Já são conhecidas as linhas mestras do BP Ultimate Rally-Raid Portugal, nova prova que marca a estreia de Portugal entre a elite do Campeonato do Mundo de Rally-Raid (W2RC), organizado pela FIA e pela FIM. A prova com mais de 1.700 quilómetros de percurso (mais de 1.000 cronometrados) vai trazer a Portugal as grandes máquinas e figuras do Dakar, numa competição para automóveis, motos e quads.

De 2 a 7 de abril, a vila alentejana de Grândola recebe a base operacional e o Prólogo da prova, composta por cinco etapas – de quarta-feira a domingo – e que atravessa as regiões do Alentejo e Ribatejo, com uma incursão pela Estremadura espanhola e pela cidade de Badajoz.

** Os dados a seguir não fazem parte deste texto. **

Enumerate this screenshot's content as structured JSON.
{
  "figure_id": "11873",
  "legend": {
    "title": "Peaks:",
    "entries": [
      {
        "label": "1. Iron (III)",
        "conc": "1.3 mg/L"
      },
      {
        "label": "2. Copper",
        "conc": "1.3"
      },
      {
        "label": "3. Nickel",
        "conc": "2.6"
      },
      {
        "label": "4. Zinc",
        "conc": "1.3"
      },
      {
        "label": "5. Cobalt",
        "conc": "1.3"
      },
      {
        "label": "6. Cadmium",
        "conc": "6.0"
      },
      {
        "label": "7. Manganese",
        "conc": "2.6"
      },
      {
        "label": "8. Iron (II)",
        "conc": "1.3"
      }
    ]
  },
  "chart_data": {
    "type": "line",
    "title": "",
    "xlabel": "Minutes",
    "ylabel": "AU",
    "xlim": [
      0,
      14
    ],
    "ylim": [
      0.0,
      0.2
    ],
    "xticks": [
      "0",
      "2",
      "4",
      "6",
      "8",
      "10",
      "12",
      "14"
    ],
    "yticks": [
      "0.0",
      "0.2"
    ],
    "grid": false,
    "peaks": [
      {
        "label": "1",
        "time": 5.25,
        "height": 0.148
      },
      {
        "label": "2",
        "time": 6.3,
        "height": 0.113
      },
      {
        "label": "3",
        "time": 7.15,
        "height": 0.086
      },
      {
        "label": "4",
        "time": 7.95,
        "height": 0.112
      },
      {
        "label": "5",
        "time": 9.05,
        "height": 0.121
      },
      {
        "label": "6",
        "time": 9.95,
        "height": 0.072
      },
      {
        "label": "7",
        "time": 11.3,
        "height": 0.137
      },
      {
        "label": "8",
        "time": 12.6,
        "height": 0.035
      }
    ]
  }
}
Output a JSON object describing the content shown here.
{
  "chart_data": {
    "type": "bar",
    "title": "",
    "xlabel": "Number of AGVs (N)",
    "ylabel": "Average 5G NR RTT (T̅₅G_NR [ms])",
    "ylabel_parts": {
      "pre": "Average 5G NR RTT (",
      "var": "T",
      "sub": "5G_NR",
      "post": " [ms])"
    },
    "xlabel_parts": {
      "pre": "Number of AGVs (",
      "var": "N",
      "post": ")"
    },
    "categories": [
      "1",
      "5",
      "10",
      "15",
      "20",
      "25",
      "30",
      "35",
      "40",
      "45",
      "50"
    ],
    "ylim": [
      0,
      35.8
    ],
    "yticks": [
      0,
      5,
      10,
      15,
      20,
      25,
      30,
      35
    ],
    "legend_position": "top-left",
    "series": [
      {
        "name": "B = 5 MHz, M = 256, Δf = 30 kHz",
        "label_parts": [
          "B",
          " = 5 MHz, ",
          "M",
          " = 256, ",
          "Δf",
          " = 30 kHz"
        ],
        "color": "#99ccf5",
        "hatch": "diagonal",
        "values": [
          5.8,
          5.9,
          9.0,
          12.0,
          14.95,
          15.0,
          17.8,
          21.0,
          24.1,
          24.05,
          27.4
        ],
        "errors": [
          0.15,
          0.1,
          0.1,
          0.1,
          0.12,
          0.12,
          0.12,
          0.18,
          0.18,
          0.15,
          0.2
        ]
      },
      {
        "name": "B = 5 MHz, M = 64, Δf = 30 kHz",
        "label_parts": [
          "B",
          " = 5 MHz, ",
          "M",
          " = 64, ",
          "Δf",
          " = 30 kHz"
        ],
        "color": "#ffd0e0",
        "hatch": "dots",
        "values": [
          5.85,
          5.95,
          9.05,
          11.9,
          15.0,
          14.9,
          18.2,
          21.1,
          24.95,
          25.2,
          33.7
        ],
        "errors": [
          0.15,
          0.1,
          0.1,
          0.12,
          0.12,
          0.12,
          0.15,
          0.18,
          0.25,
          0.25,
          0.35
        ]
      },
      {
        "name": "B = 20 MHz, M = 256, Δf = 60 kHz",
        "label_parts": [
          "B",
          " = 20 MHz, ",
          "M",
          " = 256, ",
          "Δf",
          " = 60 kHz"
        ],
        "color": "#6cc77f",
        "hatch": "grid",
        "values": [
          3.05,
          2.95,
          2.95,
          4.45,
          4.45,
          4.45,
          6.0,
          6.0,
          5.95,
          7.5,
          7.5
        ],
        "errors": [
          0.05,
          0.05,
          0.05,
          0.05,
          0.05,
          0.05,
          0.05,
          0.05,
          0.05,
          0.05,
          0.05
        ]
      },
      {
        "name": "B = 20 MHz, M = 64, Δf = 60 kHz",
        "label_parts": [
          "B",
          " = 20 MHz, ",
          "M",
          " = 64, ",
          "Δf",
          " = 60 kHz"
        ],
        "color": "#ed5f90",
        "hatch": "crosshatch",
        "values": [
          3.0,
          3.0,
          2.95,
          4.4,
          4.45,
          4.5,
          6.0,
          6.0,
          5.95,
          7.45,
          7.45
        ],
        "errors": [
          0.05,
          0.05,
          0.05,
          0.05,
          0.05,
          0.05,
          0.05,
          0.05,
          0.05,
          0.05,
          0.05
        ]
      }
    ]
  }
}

Estrelas do Dakar confirmadas

O BP Ultimate Rally-Raid Portugal é a terceira prova do Campeonato do Mundo, que começou em janeiro, com o Rali Dakar, na Arábia Saudita, prosseguindo depois com o Abu Dhabi Desert Challenge. As inscrições só fecham a 18 de março, mas já é possível antecipar alguns dos nomes sonantes que estarão em Portugal.

No pelotão dos automóveis e dos SSV, o bicampeão mundial de Rally-Raid e cinco vezes vencedor do Dakar, Nasser Al-Attiyah (Prodrive Hunter T1+), vai enfrentar a forte oposição dos pilotos da equipa oficial da Toyota, como o brasileiro Lucas Moraes e o norte-americano Seth Quintero, mas também dos pilotos da Overdrive Racing, como Guerlain Chicherit, Guillaume de Mévius e Yazeed Al-Rajhi, também ao volante das Toyota Hilux T1+. Os irmãos Christian e Marcos Baumgart são, igualmente, nomes a ter em conta na discussão dos lugares cimeiros, com os brasileiros a alinharem aos comandos de dois Prodrive Hunter T1+.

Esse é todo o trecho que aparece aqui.